On the other side of the timber lay the high prairie region, covered with coarse wild grass, and spotted with flowers, without tree or shrub visible until another line of timber, miles away, marked the vicinity of another stream.

The young surveyor and the old man, in the jolting buggy, followed by the dog, left the log-house and the valley behind them; traversed the woods, through flickering sun and shade; and drove southward along the edge of the rolling prairie, until the old man said they had better stop and hitch.

"I don't hitch my horse," said the young surveyor. "The dog looks out for him. Here, old fellow, watch!"

"The section corner, I ca'c'late," said the old man, shouldering his axe, "is off on the perairie thar, some'er's. Come, and I'll show ye the trees."

"Is that big oak with the broken limb one of them?"

"Wal, now, how did ye come to guess that?—one tree out of a hundred ye might 'a' picked."

"It is a prominent tree," replied the youth, "and, if I had been the surveyor, I think I should have chosen it for one, to put my bearings on."
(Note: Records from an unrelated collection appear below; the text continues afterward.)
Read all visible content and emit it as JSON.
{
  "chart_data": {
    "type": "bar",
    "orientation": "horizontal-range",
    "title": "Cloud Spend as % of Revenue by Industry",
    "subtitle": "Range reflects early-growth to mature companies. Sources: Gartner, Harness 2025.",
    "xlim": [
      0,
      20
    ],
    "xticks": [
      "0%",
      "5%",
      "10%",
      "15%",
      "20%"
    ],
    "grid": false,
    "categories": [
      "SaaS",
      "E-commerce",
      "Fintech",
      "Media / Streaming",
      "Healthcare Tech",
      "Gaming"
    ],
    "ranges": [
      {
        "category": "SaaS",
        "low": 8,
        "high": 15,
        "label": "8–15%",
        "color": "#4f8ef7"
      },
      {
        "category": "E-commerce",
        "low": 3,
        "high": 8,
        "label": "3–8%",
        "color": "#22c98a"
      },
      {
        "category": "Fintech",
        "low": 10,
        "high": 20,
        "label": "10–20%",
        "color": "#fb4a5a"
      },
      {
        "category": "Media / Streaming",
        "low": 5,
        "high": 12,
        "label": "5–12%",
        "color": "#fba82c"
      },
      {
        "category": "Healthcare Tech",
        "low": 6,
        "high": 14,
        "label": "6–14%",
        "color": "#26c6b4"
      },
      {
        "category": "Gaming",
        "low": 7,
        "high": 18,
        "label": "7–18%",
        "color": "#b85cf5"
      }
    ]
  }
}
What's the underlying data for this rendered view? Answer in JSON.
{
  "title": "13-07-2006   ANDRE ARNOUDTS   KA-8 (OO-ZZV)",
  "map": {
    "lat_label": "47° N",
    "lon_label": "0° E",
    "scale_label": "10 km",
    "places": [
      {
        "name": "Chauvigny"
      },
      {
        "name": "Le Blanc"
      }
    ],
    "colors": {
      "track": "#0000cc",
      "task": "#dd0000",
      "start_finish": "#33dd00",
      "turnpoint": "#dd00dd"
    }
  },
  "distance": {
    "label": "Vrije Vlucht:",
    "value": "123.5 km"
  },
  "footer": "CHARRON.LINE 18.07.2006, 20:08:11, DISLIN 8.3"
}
"Boy, you're right! But it took me tew days to decide even that. The underbrush has growed up around it, and the old scar has nigh about healed over."

The old man led the way through the thickets, and, reaching a small clear space at the foot of the great oak, pointed out the scar, where the trunk had been blazed by the axemen of the government survey. On a surface about six inches broad, hewed for the purpose, the distance and direction of the tree from the corner stake had, no doubt, been duly marked. But only a curiously shaped wound was left. The growth of the wood was rapid in that rich region, and, although the cut had been made but a few years before, a broad lip of smooth new bark had rolled up about it from the sides, and so nearly closed over it that only a narrow, perpendicular, dark slit remained.

"What do you make of that?" said Mr. Wiggett, putting his fingers at the opening, and looking down at his companion.